De rode draad in de gedichten is de manier waarop Bernke Klein Zandvoort de wereld om haar heen beziet. “Ik denk dat ik continu probeer te begrijpen hoe onze waarneming werkt, vooral onze visuele waarneming. Hoe dat samenhangt met taal; hoe we woorden geven aan de dingen die we zien. Is dát de werkelijkheid of de laag die we met taal aan de werkelijkheid geven?”
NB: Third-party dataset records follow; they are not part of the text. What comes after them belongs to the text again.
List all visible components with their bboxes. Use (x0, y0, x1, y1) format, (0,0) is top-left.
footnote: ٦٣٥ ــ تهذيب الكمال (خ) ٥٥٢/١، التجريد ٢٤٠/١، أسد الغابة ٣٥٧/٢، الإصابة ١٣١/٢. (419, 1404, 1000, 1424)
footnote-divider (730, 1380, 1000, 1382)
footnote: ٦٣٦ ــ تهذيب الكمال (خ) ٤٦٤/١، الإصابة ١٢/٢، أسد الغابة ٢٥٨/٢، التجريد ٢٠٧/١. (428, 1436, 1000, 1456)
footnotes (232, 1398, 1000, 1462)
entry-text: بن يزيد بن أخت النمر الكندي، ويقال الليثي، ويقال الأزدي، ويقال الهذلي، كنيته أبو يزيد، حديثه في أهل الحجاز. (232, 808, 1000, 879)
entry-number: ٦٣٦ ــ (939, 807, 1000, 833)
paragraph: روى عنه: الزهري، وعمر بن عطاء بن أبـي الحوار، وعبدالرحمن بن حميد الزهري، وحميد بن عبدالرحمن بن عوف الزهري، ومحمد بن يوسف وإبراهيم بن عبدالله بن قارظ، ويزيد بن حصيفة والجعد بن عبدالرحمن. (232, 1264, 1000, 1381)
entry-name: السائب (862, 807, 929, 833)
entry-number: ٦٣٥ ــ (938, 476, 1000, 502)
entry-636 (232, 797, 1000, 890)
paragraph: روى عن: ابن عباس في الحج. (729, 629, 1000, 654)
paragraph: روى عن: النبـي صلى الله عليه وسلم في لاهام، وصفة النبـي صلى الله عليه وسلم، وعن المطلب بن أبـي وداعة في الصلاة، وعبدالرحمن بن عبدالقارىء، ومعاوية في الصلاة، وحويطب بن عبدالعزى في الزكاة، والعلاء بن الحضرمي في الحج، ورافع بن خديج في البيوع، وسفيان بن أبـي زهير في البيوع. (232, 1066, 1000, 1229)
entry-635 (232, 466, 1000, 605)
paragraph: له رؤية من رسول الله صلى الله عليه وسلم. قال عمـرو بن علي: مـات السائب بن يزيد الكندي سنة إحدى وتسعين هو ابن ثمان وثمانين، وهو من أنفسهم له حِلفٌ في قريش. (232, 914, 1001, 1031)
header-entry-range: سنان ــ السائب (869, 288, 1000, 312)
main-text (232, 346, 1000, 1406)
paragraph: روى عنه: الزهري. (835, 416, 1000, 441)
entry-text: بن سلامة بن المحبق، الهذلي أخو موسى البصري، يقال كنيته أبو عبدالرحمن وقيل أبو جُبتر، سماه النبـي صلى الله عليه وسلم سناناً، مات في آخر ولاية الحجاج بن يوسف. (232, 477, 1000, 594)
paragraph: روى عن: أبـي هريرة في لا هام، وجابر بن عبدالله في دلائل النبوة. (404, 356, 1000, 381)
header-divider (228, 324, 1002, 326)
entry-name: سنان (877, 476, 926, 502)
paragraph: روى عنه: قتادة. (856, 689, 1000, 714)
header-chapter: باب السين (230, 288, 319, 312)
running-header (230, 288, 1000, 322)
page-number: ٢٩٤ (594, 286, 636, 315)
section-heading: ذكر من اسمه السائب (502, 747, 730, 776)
In Veldwerk staan de titels niet boven maar onder de gedichten. “Titels bovenaan vind ik benauwend. Ik zie mijn titels ook meer als code- of categorie-woorden, zoals die worden gebruikt in een kaartenbak of legenda. In mijn vorige bundel hadden mijn gedichten helemaal geen titels: je ziet dus dat ik al een kleine concessie heb gemaakt!”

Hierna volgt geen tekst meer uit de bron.